The demographic crisis he illustrated with a profitable German factory that closed because it couldn't find machinists, technicians, and welders, even after raising salaries and paying relocation costs. The environmental crisis, in his framing, is partly a labor problem too: decarbonized infrastructure isn't getting built fast enough because construction labor is scarce and expensive. And the supply chain crisis showed its face during Covid, when wealthy nations couldn't produce masks, and again when a single ship blocked the Suez Canal for two weeks.
The numbers behind the thesis come from Korn Ferry, which projects a global shortfall of 85 million skilled workers by 2030, worth as much as $8.5 trillion in unrealized economic value.

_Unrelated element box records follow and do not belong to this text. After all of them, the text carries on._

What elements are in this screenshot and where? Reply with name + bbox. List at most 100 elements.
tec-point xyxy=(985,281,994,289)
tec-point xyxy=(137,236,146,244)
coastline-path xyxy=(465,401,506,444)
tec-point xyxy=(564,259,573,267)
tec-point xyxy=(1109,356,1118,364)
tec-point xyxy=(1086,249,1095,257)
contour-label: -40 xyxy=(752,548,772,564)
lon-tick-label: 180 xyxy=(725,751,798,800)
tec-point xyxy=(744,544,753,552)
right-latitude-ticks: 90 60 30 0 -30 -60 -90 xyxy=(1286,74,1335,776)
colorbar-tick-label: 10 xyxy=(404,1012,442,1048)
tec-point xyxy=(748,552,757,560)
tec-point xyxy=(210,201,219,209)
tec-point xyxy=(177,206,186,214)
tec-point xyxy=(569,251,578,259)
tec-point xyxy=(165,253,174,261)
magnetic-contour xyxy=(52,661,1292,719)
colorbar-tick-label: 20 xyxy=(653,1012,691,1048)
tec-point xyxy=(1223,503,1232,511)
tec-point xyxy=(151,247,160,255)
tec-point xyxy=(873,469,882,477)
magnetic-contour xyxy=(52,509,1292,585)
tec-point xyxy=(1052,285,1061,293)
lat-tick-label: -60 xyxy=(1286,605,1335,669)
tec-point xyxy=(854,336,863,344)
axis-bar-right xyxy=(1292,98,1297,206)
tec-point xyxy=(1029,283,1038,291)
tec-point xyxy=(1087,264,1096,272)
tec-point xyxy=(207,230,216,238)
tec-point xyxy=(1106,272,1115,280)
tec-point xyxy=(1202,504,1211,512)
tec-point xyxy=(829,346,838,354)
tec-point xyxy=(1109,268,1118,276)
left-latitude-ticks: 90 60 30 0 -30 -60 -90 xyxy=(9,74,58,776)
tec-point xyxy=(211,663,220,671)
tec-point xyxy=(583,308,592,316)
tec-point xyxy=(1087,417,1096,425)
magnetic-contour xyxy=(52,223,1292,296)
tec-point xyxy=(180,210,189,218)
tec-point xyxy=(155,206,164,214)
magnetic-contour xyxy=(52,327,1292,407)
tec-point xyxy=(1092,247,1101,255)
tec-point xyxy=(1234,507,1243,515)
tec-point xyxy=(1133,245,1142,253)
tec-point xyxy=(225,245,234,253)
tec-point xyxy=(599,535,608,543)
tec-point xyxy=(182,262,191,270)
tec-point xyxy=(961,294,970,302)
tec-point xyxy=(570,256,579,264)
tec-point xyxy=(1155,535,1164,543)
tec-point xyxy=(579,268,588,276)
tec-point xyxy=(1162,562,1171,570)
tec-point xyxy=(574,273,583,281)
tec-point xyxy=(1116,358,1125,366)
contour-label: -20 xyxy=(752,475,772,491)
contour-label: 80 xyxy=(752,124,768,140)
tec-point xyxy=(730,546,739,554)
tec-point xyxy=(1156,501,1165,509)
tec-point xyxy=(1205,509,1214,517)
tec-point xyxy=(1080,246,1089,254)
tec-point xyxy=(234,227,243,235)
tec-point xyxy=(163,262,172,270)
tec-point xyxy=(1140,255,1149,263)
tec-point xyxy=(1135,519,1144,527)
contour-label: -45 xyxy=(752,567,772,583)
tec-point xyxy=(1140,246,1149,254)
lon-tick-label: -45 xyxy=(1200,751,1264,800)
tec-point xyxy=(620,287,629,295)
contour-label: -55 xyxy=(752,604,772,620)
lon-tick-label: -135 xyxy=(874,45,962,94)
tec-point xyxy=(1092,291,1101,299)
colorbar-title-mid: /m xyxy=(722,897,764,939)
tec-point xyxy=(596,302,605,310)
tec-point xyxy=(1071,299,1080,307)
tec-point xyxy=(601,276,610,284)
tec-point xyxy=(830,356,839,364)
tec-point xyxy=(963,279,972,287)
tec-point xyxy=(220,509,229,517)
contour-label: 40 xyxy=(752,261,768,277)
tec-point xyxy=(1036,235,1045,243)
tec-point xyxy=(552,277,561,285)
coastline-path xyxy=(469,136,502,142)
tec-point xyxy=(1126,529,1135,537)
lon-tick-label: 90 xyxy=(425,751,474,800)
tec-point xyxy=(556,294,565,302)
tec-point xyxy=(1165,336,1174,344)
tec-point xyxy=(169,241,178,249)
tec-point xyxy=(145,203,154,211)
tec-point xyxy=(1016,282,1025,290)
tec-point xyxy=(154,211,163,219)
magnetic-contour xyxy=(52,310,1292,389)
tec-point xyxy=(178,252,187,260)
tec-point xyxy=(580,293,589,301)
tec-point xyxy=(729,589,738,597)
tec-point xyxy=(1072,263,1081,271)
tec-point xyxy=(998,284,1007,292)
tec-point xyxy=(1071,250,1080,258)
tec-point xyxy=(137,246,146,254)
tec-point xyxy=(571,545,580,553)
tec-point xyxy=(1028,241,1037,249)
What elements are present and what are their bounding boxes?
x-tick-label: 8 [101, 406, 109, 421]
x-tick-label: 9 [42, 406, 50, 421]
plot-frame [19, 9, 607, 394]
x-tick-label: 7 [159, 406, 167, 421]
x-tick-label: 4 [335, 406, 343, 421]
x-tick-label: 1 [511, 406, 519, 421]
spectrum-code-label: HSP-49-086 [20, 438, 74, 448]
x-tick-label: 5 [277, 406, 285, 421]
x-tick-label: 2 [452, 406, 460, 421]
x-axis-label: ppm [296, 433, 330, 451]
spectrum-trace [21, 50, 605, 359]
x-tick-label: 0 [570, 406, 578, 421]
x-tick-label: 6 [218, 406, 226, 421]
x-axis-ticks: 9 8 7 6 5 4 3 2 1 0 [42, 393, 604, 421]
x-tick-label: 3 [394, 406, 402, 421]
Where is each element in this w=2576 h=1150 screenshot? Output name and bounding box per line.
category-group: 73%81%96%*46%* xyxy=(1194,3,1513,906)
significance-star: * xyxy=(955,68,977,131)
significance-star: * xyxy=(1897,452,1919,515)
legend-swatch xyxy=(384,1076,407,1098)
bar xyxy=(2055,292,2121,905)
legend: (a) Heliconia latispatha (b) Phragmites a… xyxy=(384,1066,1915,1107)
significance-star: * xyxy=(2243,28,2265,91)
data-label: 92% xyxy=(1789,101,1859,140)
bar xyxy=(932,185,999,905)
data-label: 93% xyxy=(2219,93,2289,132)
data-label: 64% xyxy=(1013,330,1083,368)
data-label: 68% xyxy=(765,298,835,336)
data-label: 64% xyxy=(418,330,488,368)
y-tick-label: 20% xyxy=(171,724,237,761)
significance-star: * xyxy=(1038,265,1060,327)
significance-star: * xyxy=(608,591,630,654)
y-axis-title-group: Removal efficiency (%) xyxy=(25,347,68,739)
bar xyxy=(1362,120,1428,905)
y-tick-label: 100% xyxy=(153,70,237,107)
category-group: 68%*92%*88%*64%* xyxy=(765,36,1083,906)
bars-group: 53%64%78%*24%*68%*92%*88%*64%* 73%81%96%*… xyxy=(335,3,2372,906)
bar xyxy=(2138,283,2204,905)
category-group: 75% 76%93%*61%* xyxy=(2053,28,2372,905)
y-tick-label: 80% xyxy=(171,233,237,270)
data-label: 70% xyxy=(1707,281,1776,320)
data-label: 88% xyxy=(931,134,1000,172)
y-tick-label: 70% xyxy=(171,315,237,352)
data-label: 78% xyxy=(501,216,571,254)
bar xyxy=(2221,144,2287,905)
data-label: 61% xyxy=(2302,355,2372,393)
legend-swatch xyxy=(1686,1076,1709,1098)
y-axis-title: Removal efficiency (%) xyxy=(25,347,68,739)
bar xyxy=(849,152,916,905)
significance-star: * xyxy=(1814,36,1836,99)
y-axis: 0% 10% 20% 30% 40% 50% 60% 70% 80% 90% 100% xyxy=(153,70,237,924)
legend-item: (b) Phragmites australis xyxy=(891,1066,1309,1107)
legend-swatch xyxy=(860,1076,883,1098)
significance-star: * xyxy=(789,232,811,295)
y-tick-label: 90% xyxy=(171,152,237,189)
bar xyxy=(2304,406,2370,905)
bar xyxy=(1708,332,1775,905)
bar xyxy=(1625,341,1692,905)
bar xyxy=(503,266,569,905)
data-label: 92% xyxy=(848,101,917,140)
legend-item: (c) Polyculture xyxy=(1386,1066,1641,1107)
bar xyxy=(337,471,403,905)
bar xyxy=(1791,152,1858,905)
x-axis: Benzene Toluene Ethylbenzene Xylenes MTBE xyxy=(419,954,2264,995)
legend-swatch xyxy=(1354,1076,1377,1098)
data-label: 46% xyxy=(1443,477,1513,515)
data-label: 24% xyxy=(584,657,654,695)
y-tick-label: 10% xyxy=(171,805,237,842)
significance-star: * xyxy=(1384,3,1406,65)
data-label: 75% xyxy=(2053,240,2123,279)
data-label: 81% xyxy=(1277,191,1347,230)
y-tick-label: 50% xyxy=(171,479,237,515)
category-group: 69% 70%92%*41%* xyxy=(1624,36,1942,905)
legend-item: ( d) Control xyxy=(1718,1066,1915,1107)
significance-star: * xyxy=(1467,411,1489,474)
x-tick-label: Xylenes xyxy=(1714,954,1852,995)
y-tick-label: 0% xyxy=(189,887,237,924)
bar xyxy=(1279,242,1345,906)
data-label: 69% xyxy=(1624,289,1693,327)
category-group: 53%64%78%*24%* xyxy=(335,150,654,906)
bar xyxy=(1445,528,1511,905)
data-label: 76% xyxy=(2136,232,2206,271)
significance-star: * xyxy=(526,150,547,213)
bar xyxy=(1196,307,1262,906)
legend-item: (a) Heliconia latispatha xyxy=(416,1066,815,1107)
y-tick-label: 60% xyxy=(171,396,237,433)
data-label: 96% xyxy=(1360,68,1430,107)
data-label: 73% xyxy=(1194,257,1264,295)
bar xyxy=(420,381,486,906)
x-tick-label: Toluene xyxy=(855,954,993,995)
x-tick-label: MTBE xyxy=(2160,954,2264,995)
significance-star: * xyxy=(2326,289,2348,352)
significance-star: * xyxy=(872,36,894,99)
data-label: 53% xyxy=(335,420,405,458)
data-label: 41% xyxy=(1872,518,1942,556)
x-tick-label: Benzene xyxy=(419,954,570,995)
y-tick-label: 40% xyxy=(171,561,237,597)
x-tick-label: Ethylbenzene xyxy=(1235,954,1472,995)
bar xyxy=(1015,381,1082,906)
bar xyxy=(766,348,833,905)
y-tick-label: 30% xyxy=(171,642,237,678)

This is also the core of his case for Europe. "We started in Europe because that's where the opportunity is. For us, it's the best market in the world," he said. "The needs are critical, the cost of skilled labor is very high, and with the demographics, demand is already enormous." Pressed on whether Europe can match China's manufacturing speed, he pointed to the continent's industrial base: "There's a manufacturing history that's very present in Europe, far more present than in the US."
Warehouses First, Homes Later
The commercial plan starts with logistics and warehouses, where floors are flat, environments are constrained, and a single site can absorb hundreds of robots. Manufacturing comes next, with its heavier demands on dexterity and task sequencing. Homes come last.
The business model is robot-as-a-service. "You pay per month to get access to a fleet of robots that automates a task," Cadène said. "You don't buy the robot."
And in a notable detail, the humanoid isn't the first product. Cadène described the biped as UMA's iPhone-equivalent long-term goal. What ships first is something more pragmatic. "The first version of this robot in industry will be a robot on wheels, with dexterity and learning capabilities," he said, with a first concept prototype targeted for the end of the year.
He was blunt about where the competition stands. Unitree's affordable humanoids, he argued, serve the research market: "It's not deployed in factories. It doesn't have the dexterity that's needed. It can't operate for hours and hours." As for his former project at Tesla: "We're still at the proof-of-concept stage. We're not yet at the level of the first iPhone. Optimus hasn't fully done that yet either."
On funding, Cadène stayed coy, declining to confirm a figure. "We haven't announced it," he said. "We're not limited by our financing, and we're not in a rush either. But like every startup in robotics, we need significant capital." The company says it's talking with around 50 identified potential customers and has already conducted site visits.
The long game rests on a comparison Cadène clearly relishes. It took 12 years to go from the first iPhone to as many smartphones as there are people on Earth. Robots, he believes, can move faster, for one strange and compelling reason: "A smartphone doesn't build another smartphone. For the first time in history, we have a product that can assemble other products, that can be part of its own supply chain."